Auteur: Ullial
Date: 2001-04-26 09:43:48
LIBERATION (AUJOURD'HUI)
Depuis six jours, des émeutes embrasent la région.
Par JOSÉ GARÇON
es forces de l'ordre ont tiré, hier, près de Bougie et à Bardacha, faisant trois morts et plusieurs blessés parmi les jeunes qui manifestaient. Six jours après les faits, le meurtre du jeune Mohamed Guermah (20 ans), abattu de sang-froid le 19 avril dans la gendarmerie de Beni Douala, n'en finit pas d'embraser la Kabylie. Comme si les excuses du chef de la brigade de gendarmerie et la suspension d'un responsable de la sûreté de Béjaïa étaient arrivées trop tard. Comme si cet assassinat n'avait été que la goutte d'eau qui fait déborder le vase du chômage et de la mal-vie. «C'est contre la hogra (le mépris) et la corruption que nous nous battons», scandent les manifestants.

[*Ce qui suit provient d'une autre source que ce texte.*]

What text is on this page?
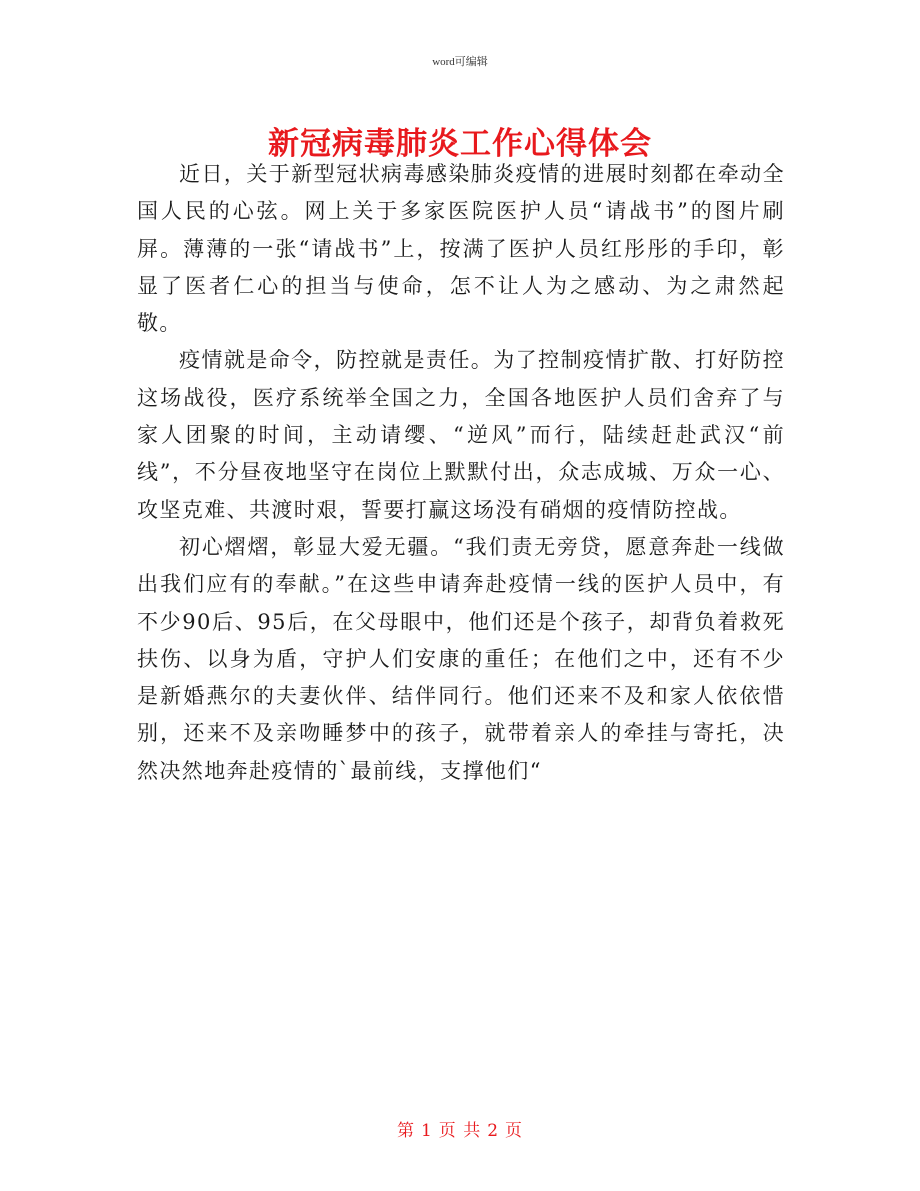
word可编辑
新冠病毒肺炎工作心得体会

近日，关于新型冠状病毒感染肺炎疫情的进展时刻都在牵动全国人民的心弦。网上关于多家医院医护人员“请战书”的图片刷屏。薄薄的一张“请战书”上，按满了医护人员红彤彤的手印，彰显了医者仁心的担当与使命，怎不让人为之感动、为之肃然起敬。

疫情就是命令，防控就是责任。为了控制疫情扩散、打好防控这场战役，医疗系统举全国之力，全国各地医护人员们舍弃了与家人团聚的时间，主动请缨、“逆风”而行，陆续赶赴武汉“前线”，不分昼夜地坚守在岗位上默默付出，众志成城、万众一心、攻坚克难、共渡时艰，誓要打赢这场没有硝烟的疫情防控战。

初心熠熠，彰显大爱无疆。“我们责无旁贷，愿意奔赴一线做出我们应有的奉献。”在这些申请奔赴疫情一线的医护人员中，有不少90后、95后，在父母眼中，他们还是个孩子，却背负着救死扶伤、以身为盾，守护人们安康的重任；在他们之中，还有不少是新婚燕尔的夫妻伙伴、结伴同行。他们还来不及和家人依依惜别，还来不及亲吻睡梦中的孩子，就带着亲人的牵挂与寄托，决然决然地奔赴疫情的`最前线，支撑他们“

第 1 页 共 2 页
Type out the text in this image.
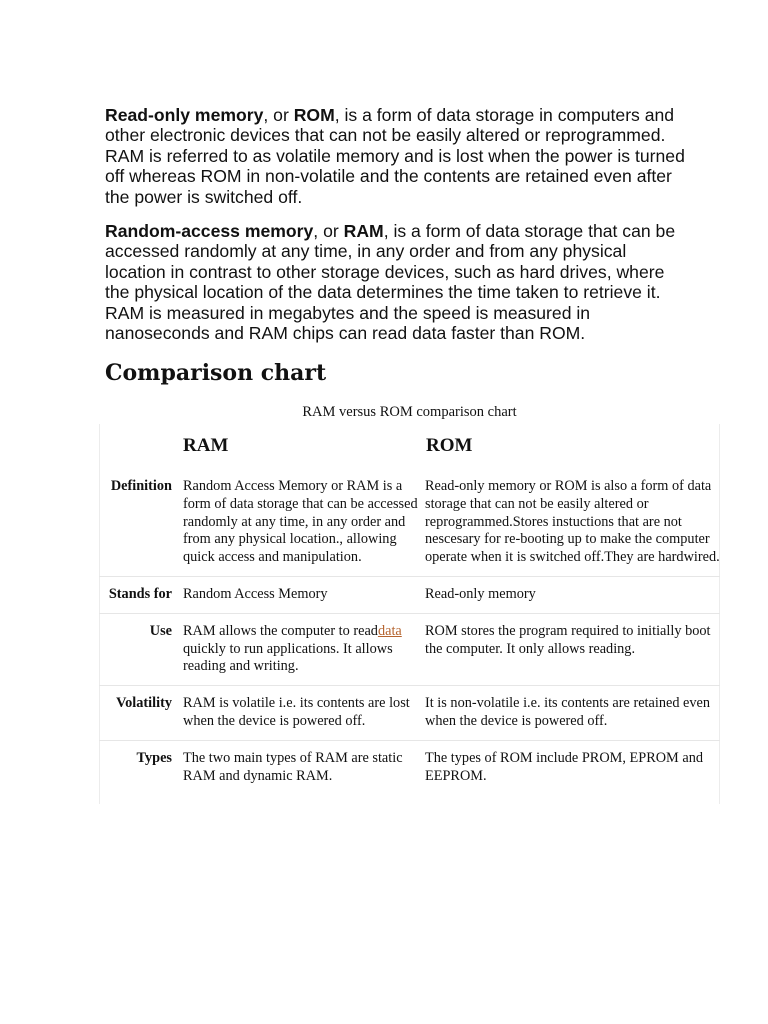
Read-only memory, or ROM, is a form of data storage in computers and other electronic devices that can not be easily altered or reprogrammed. RAM is referred to as volatile memory and is lost when the power is turned off whereas ROM in non-volatile and the contents are retained even after the power is switched off.

Random-access memory, or RAM, is a form of data storage that can be accessed randomly at any time, in any order and from any physical location in contrast to other storage devices, such as hard drives, where the physical location of the data determines the time taken to retrieve it. RAM is measured in megabytes and the speed is measured in nanoseconds and RAM chips can read data faster than ROM.

Comparison chart
RAM versus ROM comparison chart
	RAM	ROM
Definition	Random Access Memory or RAM is a form of data storage that can be accessed randomly at any time, in any order and from any physical location., allowing quick access and manipulation.	Read-only memory or ROM is also a form of data storage that can not be easily altered or reprogrammed.Stores instuctions that are not nescesary for re-booting up to make the computer operate when it is switched off.They are hardwired.
Stands for	Random Access Memory	Read-only memory
Use	RAM allows the computer to readdata quickly to run applications. It allows reading and writing.	ROM stores the program required to initially boot the computer. It only allows reading.
Volatility	RAM is volatile i.e. its contents are lost when the device is powered off.	It is non-volatile i.e. its contents are retained even when the device is powered off.
Types	The two main types of RAM are static RAM and dynamic RAM.	The types of ROM include PROM, EPROM and EEPROM.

Nouveau slogan. Plusieurs localités des willayas (préfectures) de Bejaïa et de Tizi-Ouzou se sont ainsi enflammées mardi et mercredi. A Amizour, El-Kseur, Sedouk, Sidi Aïch, Timezrit, Beni Djellil, Akbou, Semaoun, Tazmalt Ouzellagen, Barbacha, Féraoun, Souk el Tenine, des centaines de jeunes (des écoliers et des lycéens), ont investi les rues, parfois rejoints par des adultes, avec les mêmes slogans: «pouvoir assassin», «fils de Bouteflika», «vérité et justice». Mais le plus étonnant reste l'apparition d'un mot d'ordre inattendu dans une région peu encline à sympathiser avec les islamistes: «l'armée, le peuple avec toi, Hattab» (Hattab est le chef du GSPC, groupe armé islamiste qui affirme s'en prendre aux seules forces de l'ordre et non aux civils, ndlr). Ce slogan seul exprime l'exaspération d'une jeunesse face à l'absence de perspective et le refus de la reconnaissance de tamazigh, la langue berbère.
Balles réelles. Dans presque toutes ces localités, et particulièrement à Amizour, les émeutiers ont saccagé ou incendié édifices publics, réverbères, bureaux et logements de fonction, pendant que police et gendarmerie ripostaient à coups de lacrymogènes. A El Kseur, cette intifada a pris un tour plus violent hier et mardi quand les brigades antiémeutes ont tiré à balles réelles, faisant plusieurs blessés, dont quatre graves. Pour tenter de ramener le calme et de canaliser la colère des émeutiers (qui échappent à tout parti politique) étudiants et lycéens ont appelé à une grande marche aujourd'hui à Tizi-Ouzou. Avec pour seul mot d'ordre: «Vérité et Justice pour Mohamed Guermah».